Describe the bug
I have qtree based volumes (ontap-nas-economy driver) with a huge amount of (small) files. When these volumes are deleted my Netapp Ontap starts deleting all these files in order to delete the qtree. This takes a lot of time.
Meanwhile, Trident's job status poller has a MaxElapsedTime set of 2 minutes which is too short for all the files and eventually the qtree to be deleted.
When the Trident delete operation is started, the qtree is renamed to have a "deleted" prefix. Only after this an async qtree delete is triggered.
After receiving an error, from the job status poller timeout for example, the original name is restored.
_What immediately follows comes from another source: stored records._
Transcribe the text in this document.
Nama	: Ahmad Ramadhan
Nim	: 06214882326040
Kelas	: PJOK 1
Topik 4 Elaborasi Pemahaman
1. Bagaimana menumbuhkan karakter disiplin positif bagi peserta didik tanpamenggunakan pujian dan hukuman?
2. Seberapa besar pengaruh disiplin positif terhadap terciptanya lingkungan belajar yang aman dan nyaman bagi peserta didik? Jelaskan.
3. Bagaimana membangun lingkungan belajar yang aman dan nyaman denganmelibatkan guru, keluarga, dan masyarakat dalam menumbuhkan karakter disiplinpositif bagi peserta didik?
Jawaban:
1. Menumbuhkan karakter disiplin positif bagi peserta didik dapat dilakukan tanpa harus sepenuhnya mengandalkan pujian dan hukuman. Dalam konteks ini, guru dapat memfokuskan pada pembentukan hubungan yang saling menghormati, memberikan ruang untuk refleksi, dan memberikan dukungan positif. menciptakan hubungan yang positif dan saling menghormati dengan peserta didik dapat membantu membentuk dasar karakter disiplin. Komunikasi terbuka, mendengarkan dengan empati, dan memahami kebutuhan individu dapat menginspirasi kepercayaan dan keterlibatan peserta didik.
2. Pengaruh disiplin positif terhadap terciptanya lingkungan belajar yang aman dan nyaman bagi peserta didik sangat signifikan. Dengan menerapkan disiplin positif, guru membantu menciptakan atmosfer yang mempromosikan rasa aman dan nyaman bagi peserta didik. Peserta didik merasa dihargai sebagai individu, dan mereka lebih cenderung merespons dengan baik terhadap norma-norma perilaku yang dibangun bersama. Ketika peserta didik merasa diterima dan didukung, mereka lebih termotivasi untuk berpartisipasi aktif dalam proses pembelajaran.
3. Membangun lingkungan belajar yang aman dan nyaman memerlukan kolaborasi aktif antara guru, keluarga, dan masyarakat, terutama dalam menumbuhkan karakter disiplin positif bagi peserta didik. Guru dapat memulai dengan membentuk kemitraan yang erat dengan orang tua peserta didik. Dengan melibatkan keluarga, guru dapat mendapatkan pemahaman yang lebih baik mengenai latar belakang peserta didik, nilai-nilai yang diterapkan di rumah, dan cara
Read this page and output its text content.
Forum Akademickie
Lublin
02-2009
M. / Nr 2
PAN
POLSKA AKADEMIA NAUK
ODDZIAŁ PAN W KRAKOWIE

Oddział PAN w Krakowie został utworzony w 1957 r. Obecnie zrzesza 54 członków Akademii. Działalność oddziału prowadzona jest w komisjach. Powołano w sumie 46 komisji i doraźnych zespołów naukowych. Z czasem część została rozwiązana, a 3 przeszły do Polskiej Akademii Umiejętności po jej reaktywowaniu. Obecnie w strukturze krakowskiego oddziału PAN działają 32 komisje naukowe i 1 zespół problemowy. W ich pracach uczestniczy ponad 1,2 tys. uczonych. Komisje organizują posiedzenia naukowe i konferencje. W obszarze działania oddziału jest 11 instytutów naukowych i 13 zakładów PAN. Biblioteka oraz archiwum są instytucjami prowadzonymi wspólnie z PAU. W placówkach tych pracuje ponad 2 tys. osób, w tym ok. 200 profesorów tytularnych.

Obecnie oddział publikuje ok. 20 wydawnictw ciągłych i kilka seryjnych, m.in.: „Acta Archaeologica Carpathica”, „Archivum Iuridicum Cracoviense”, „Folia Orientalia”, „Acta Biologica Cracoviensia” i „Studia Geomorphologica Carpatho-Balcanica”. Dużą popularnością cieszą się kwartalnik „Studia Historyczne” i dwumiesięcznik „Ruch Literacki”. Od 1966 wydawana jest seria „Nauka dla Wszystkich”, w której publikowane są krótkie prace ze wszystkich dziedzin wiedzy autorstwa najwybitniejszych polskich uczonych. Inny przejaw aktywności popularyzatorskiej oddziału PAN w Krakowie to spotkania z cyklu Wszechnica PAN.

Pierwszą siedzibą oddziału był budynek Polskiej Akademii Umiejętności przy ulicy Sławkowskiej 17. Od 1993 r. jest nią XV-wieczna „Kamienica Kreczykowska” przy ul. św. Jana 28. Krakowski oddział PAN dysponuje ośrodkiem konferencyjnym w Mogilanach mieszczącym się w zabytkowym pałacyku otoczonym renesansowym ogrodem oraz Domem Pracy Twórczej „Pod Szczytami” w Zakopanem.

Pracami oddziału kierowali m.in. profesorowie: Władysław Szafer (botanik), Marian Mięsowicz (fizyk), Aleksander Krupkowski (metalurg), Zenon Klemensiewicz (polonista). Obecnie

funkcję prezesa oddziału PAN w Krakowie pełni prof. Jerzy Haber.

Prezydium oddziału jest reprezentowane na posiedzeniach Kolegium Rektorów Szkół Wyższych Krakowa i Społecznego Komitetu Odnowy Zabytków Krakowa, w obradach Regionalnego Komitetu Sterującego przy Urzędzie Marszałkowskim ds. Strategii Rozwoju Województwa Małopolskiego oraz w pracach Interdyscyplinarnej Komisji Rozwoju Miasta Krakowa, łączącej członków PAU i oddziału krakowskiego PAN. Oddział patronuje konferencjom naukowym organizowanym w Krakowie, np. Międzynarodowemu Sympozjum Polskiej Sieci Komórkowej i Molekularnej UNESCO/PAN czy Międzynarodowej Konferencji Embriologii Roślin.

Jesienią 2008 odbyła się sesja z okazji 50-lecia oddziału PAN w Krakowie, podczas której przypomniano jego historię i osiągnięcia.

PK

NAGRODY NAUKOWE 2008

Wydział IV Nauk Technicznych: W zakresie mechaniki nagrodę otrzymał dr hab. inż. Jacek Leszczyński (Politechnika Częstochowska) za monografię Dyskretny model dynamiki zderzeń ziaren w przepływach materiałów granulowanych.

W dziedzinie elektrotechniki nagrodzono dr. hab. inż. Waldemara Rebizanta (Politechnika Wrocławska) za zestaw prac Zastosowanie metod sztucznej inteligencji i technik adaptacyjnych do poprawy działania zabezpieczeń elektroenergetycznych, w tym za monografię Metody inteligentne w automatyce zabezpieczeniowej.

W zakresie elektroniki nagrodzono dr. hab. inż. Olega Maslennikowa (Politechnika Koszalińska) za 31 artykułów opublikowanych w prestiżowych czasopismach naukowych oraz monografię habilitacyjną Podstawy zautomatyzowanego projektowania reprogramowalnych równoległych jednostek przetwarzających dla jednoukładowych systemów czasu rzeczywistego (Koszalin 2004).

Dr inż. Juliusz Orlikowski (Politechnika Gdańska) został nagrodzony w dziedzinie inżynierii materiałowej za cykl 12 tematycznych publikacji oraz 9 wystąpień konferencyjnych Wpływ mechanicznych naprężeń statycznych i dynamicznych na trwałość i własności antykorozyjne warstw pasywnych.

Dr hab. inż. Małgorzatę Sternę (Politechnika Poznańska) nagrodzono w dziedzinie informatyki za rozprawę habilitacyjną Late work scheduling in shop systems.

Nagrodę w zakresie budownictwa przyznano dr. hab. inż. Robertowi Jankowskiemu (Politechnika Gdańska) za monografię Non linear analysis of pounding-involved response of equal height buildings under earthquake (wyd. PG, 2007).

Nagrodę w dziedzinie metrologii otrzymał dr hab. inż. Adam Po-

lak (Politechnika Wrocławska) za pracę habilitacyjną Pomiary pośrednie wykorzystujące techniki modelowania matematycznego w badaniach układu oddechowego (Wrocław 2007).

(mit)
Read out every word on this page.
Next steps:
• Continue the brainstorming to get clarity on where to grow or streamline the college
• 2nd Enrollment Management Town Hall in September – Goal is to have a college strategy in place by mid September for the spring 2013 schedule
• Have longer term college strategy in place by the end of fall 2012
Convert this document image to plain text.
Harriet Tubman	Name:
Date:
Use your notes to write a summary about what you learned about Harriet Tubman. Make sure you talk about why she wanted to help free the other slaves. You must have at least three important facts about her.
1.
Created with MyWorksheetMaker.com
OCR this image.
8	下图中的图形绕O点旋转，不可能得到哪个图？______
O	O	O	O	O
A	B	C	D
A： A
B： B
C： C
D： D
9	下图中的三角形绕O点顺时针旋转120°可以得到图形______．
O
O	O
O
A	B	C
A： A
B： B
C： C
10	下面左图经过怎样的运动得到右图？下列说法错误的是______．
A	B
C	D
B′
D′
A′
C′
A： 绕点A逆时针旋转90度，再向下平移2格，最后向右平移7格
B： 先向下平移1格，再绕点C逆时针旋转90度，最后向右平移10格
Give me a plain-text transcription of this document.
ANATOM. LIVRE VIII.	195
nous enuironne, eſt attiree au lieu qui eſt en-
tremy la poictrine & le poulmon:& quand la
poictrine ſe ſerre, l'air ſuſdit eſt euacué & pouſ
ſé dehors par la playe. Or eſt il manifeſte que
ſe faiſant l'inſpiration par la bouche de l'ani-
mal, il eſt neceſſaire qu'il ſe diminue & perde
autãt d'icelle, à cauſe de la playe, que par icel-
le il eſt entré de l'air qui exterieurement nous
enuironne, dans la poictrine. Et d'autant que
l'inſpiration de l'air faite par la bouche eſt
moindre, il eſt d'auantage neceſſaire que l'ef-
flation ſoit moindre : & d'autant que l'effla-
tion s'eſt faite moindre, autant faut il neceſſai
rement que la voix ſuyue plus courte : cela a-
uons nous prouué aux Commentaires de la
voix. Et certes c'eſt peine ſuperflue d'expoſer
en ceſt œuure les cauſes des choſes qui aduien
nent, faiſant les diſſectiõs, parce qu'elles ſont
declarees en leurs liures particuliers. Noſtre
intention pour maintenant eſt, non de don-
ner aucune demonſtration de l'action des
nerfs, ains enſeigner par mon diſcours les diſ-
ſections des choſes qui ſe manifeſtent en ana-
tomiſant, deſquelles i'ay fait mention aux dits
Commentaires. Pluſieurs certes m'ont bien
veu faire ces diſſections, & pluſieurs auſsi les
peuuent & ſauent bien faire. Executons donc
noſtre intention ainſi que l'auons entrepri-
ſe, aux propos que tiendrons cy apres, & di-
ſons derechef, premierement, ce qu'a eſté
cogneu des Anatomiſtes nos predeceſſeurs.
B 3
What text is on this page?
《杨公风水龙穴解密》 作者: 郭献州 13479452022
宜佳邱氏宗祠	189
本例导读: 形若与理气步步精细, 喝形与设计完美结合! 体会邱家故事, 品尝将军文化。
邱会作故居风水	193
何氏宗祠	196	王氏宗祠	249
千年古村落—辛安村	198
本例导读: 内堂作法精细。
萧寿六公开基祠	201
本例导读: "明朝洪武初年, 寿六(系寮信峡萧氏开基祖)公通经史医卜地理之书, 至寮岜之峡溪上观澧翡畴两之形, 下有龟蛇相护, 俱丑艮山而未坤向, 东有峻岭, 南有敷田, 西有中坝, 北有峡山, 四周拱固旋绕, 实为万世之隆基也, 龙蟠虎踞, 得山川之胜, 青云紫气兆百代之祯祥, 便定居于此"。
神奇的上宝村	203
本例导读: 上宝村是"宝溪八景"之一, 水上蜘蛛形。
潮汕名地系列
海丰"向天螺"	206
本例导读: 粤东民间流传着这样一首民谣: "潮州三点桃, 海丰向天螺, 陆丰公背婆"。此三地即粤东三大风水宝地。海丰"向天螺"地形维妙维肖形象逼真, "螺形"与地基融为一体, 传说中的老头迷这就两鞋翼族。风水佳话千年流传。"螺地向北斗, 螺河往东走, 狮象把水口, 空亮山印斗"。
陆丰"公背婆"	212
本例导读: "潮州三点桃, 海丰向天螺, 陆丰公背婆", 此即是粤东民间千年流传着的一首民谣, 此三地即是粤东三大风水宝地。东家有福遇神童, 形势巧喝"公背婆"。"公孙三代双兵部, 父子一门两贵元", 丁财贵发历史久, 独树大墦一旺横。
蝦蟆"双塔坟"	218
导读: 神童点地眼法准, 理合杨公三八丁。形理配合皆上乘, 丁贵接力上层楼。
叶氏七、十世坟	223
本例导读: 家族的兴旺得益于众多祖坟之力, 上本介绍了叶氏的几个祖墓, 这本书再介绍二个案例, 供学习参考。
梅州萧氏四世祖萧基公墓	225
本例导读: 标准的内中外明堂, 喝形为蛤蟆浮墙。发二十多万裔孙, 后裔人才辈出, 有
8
This rename causes the running delete on the Netapp Ontap system to be cancelled.
Trident does retry the delete, but this is not efficient. I noticed on multiple occasions that Trident stops retrying and the volume remains orphaned.
Environment
Provide accurate information about the environment to help us reproduce the issue.
- Trident version: 25.10
- Trident installation flags used: /
- Container runtime: containerd v2.1.5-k3s1
- Kubernetes version: v1.34.3
- Kubernetes orchestrator: Rancher RKE2 v1.34.3+rke2r3
- Kubernetes enabled feature gates: /
- OS: Debian 13 (Linux 6.12.69+deb13-amd64)
- NetApp backend types: ONTAP
To Reproduce
Using ontap-nas-economy driver create a pvc.
Create a huge amount of files (I tested with 1M files) in it.
Delete the pvc.
I've not been able to reproduce a case where trident stops retrying the delete.
Expected behavior
I expect the delete to just run to completion from the first try.
As it's running just fine, there is no need to cancel it and retry it.